Wishful Thinking

I've made a few mistakes in my time. I bought a 38-inch refrigerator for a 36-inch space. I washed a whole load of whites, including the open bag of M&M's I'd left in my tennis shorts.

But when it comes to IT, I'm really in a slump. Over the past two to three years, I've blown it. I've dropped the ball. I've missed the boat a few times… and probably sunk the boat a few times more.

If I could rewind the clock about 24 months, I'd be a gazillionaire. My career would be in the fast lane, my technical skills in demand. I'd be two steps ahead of the NASDAQ, working in the corner office, and probably wouldn't have told my boss to sell short on Qualcomm in 1998 because wireless was "just a fad."

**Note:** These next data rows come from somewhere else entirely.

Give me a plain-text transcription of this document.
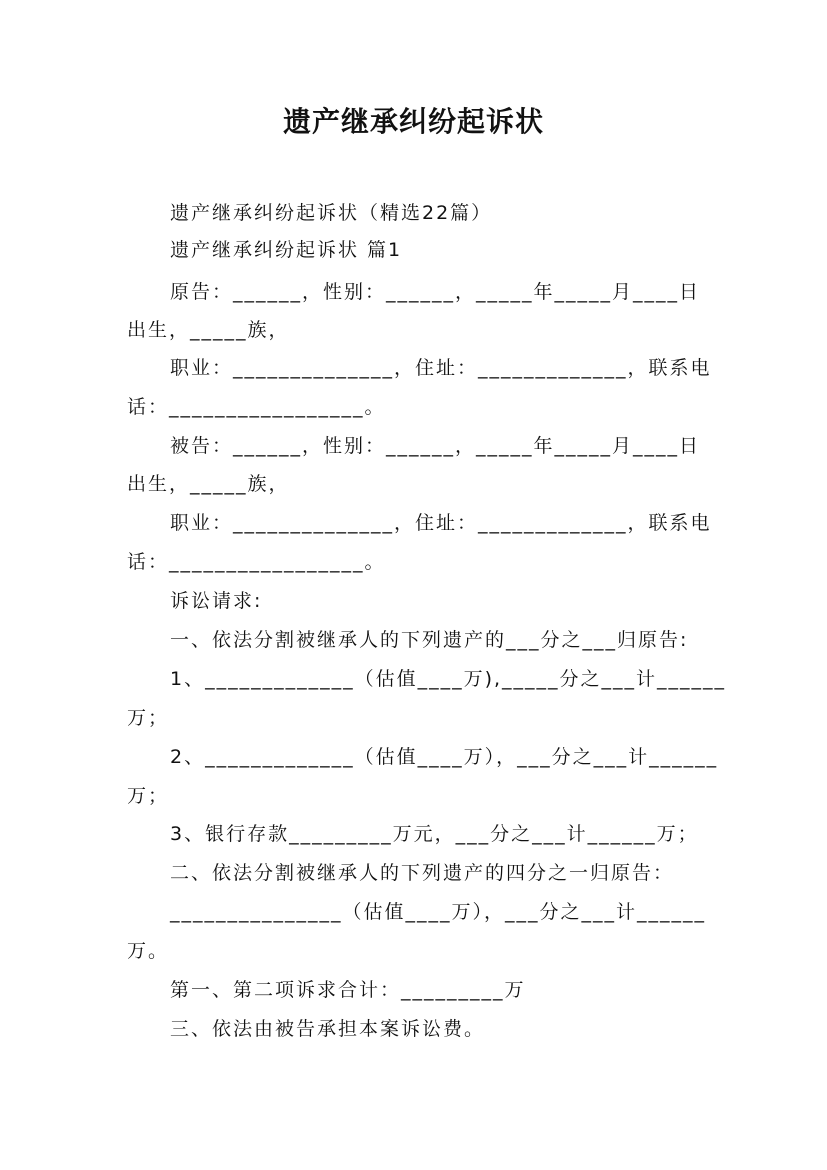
遗产继承纠纷起诉状
遗产继承纠纷起诉状（精选22篇）
遗产继承纠纷起诉状 篇1
原告：______，性别：______，_____年_____月____日
出生，_____族，
职业：______________，住址：_____________，联系电
话：_________________。
被告：______，性别：______，_____年_____月____日
出生，_____族，
职业：______________，住址：_____________，联系电
话：_________________。
诉讼请求:
一、依法分割被继承人的下列遗产的___分之___归原告:
1、_____________（估值____万),_____分之___计______
万；
2、_____________（估值____万），___分之___计______
万；
3、银行存款_________万元，___分之___计______万；
二、依法分割被继承人的下列遗产的四分之一归原告：
_______________（估值____万），___分之___计______
万。
第一、第二项诉求合计：_________万
三、依法由被告承担本案诉讼费。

I'm supposed to know about high-tech, yet somehow I've screwed up. If I could do it over again, I wish I'd been a lot smarter about:

Y2K
Maybe I shouldn't have insisted we drop a couple hundred million on that millennium thing. We probably had to do something, but couldn't we have just handled it over a three-day weekend? I'm pretty sure the CFO thinks I over-reacted, especially when I sandbagged the entrance to the building on December 31st.

B2B
I know we should be on the Internet. I know we should join e-marketplaces and trading exchanges. The ROI is stupendous. The savings abound. But how do you take an organization that's used to phone and fax and take them headlong into the e-procurement age? We had a tough enough time with Mrs. Murphy in Accounting, who once got her skirt caught in the fax machine and wouldn't touch anything with a power cord for six months.

Job Hopping
I probably should have stayed put. I had a nice, boring job with a nice, boring company. But I wanted to cash in on this dotcom thing, so I changed jobs. And changed jobs. And changed jobs. Never got the stock options. Never hit it big. Today my career is a mess, my employment history is all over the map, and I don't think anyone can hire me… primarily because it now takes about 45 minutes just to download my resume.

Security
I wish I'd taken all this firewall stuff seriously. Our corporate site was hacked the first week. Our company servers were bitten by the Love Bug. Last year I was personally decimated by some virus from parts unknown which wiped out everything—my files, my entire hard drive—and probably would have destroyed all my backups if I had ever made any.

B2C
The craze seemed red hot, especially last Christmas. So maybe I got a little carried away. Maybe I shouldn't have over-invested in all those Web retail stocks, including sticking my entire 401K into the "Brand New, Little Known Emerging Tech Companies that Start with an e-" Fund.

Scalability
I wish I'd taken more time evaluating our processing requirements. But I was in a hurry. I learned the hard way that analyzing capacity, transaction volumes and growth should be a long, slow process. Because now, every time anyone hits the enter key, it’s definitely a long, slow process.

Mike Cohn lives in Atlanta, where he is desperately trying to make up for years of lost income the only way he knows how: the lottery.